The period also saw Asuman Mugerwa named the new Cranes captain with Justin Kimono, his assistant. The annual Elgon Cup stayed put in Kenya for the umpteenth time and at the end of the day there was no silverware to celebrate let alone a few wins and the promotion of new faces to national team fold.
The Sevens national side was chasing a three-peat at the Africa Men’s Sevens having won it in 2016 and 2017. It did not go as planned with Uganda finishing third, behind Kenya and Zimbabwe, to earn a third successive shot World Series qualification in Hong Kong.

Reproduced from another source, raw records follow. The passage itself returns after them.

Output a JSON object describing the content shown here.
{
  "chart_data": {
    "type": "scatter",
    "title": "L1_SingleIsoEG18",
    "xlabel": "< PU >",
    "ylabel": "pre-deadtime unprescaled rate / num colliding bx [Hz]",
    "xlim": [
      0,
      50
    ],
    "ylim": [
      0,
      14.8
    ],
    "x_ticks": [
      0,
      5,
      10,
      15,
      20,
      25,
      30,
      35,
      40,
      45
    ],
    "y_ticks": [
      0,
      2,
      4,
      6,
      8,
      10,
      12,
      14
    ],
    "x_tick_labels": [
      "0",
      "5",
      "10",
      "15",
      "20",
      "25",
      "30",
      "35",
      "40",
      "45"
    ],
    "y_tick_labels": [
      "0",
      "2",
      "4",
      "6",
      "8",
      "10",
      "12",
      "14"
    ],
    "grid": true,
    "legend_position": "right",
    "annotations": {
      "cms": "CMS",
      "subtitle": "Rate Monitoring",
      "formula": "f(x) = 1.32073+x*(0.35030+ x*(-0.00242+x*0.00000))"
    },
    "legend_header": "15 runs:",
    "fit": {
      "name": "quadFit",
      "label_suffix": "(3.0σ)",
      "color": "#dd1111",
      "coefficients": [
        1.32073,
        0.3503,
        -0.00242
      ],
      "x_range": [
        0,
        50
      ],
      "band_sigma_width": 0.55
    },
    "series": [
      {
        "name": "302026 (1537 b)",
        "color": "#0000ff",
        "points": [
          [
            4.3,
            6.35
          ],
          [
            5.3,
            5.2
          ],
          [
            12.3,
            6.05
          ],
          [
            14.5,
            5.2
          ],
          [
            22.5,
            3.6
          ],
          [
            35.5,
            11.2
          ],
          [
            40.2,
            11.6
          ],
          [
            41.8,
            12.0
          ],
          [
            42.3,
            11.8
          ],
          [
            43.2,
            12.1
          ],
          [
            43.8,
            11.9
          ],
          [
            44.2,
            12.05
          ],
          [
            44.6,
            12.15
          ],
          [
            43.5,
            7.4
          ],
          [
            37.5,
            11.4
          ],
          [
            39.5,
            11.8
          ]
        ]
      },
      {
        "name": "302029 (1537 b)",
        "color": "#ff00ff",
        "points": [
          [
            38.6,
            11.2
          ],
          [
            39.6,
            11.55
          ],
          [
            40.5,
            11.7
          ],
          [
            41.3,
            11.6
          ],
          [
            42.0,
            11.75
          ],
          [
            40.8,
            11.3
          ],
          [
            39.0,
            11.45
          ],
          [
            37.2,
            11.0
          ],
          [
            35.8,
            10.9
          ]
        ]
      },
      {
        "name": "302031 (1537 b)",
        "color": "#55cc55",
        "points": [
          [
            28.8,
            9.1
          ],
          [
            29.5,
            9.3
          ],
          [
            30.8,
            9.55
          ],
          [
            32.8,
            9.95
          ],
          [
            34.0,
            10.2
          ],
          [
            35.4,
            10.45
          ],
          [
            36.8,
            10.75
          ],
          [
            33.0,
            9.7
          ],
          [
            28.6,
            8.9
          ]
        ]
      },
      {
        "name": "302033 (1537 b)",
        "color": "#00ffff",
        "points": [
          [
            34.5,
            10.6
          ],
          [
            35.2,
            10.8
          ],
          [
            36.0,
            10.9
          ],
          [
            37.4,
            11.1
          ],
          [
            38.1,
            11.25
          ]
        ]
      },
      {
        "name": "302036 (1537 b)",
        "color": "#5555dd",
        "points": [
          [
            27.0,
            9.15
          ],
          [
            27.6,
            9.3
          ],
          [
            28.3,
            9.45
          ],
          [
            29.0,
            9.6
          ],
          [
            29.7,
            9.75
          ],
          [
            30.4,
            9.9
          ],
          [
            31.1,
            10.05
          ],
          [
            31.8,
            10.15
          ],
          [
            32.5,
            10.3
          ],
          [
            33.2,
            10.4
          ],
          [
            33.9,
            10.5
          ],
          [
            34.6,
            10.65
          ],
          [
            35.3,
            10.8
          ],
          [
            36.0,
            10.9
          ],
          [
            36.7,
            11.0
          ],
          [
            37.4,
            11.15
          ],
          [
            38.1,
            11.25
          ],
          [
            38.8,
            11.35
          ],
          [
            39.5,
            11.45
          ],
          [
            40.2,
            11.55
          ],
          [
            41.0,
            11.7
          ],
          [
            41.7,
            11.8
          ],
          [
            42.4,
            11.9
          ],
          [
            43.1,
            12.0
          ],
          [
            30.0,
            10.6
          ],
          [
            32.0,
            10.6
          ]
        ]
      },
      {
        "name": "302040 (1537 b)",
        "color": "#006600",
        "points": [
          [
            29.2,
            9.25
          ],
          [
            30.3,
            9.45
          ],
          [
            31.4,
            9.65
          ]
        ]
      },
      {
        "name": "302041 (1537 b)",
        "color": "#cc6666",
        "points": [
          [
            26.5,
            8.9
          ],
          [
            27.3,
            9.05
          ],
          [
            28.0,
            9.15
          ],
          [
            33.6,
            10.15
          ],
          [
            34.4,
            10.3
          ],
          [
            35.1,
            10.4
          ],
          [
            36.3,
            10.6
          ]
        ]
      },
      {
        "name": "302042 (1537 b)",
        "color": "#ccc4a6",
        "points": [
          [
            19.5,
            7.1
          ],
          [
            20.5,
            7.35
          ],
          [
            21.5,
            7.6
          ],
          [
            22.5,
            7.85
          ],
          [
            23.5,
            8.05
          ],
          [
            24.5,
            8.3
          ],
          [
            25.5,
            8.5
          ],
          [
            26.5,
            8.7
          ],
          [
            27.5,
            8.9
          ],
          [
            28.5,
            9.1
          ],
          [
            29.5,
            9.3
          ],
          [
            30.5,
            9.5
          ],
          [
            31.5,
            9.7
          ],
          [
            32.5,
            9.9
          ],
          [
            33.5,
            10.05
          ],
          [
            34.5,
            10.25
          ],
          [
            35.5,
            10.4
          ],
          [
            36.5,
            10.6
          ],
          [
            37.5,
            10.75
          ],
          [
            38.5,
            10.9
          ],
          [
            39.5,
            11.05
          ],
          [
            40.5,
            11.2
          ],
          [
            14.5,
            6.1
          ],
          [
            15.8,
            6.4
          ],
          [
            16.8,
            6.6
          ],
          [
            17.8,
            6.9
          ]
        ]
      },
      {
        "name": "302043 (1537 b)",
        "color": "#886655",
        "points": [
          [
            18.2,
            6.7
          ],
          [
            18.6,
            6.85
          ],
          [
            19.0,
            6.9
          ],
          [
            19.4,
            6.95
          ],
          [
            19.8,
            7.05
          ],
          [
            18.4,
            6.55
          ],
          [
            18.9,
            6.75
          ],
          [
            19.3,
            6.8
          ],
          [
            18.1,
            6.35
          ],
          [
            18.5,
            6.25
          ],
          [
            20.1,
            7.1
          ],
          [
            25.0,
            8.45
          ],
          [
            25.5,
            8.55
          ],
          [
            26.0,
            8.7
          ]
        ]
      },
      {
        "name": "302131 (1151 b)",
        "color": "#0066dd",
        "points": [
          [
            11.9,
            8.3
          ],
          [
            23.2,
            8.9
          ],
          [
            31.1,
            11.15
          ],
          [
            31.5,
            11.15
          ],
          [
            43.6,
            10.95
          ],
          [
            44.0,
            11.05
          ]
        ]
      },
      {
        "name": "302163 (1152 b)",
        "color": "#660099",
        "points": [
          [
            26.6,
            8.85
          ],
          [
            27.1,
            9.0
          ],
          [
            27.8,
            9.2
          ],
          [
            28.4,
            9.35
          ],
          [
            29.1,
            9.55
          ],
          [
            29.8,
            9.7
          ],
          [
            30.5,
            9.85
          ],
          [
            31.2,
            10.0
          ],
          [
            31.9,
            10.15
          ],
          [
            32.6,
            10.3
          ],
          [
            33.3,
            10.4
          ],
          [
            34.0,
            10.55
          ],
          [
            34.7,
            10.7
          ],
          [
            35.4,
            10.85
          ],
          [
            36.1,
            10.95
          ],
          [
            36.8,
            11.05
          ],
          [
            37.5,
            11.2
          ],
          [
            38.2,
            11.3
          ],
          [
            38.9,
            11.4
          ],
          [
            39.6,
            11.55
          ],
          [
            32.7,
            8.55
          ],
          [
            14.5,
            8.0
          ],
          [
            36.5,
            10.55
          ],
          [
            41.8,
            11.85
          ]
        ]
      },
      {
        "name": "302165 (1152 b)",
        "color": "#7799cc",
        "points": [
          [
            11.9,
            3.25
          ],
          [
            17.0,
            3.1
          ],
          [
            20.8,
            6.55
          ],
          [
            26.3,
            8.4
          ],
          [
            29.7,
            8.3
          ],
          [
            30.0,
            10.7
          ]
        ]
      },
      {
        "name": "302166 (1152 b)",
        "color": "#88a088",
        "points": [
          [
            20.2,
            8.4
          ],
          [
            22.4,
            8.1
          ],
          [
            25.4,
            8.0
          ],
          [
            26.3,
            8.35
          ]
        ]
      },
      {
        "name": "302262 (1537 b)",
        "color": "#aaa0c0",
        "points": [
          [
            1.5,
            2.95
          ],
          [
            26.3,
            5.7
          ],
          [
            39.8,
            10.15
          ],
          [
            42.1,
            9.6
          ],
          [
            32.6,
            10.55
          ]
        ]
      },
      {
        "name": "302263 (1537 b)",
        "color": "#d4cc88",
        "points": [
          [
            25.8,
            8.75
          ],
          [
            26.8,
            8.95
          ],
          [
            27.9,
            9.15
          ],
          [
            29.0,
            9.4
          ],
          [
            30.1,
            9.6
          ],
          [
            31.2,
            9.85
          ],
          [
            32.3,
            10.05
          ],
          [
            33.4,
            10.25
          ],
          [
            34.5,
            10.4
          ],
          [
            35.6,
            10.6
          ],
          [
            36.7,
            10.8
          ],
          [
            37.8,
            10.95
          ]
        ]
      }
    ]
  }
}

Tough qualification campaign
The series qualifiers proved a hard nut to crack with Uganda failing to progress from pool which also had Germany, Chile and Cook Islands. From Hong Kong, The Safari Sevens were up next where Tolbert Onyango’s men made it to the Challenge Trophy Final to lose 29-12 to South African side Western Province. Schools rugby had St. Mary’s College Kisubi ran rings by claiming the 15s and 7s competition, they could have completed a treble had it not been for Hana Mixed to snap the Kratos Schools Cup.
Ladies rugby hit a milestone with a return to the global stage in Hong Kong after a decade.
It was as a result of making it to Africa Cup final which Kenya won 29-7. The second place finish was enough to book them a ticket to Hong Kong where they were out of their depth. The ladies test side was also revived after a five year void. Edgar Lemerigar and Leon Lubambula put together a side that lost the Elgon Cup 79-18 on aggregate. A fortnight later they left for South Africa to partake in the Regional Rugby World Cup 2021 qualification process. It was a rude awakening with losses to Kenya, South Africa and Madagascar. 2020 offers the ladies more ground for revival and stakeholders must push for the best of the ladies’ game.
Next year poses a lot of questions but one stand out. The expansion of the 2020 Rugby Africa Cup (RAC) and the creation of a new a Rugby 7s schedule, dubbed the ‘New Challenger Series’ which will have Uganda and 12 other sides compete in three legs, makes 2020 an action packed year with many national side assignments for both the sevens and 15s.
The big question however remains, with all the lined up engagements, how Uganda will cope with its narrow player base?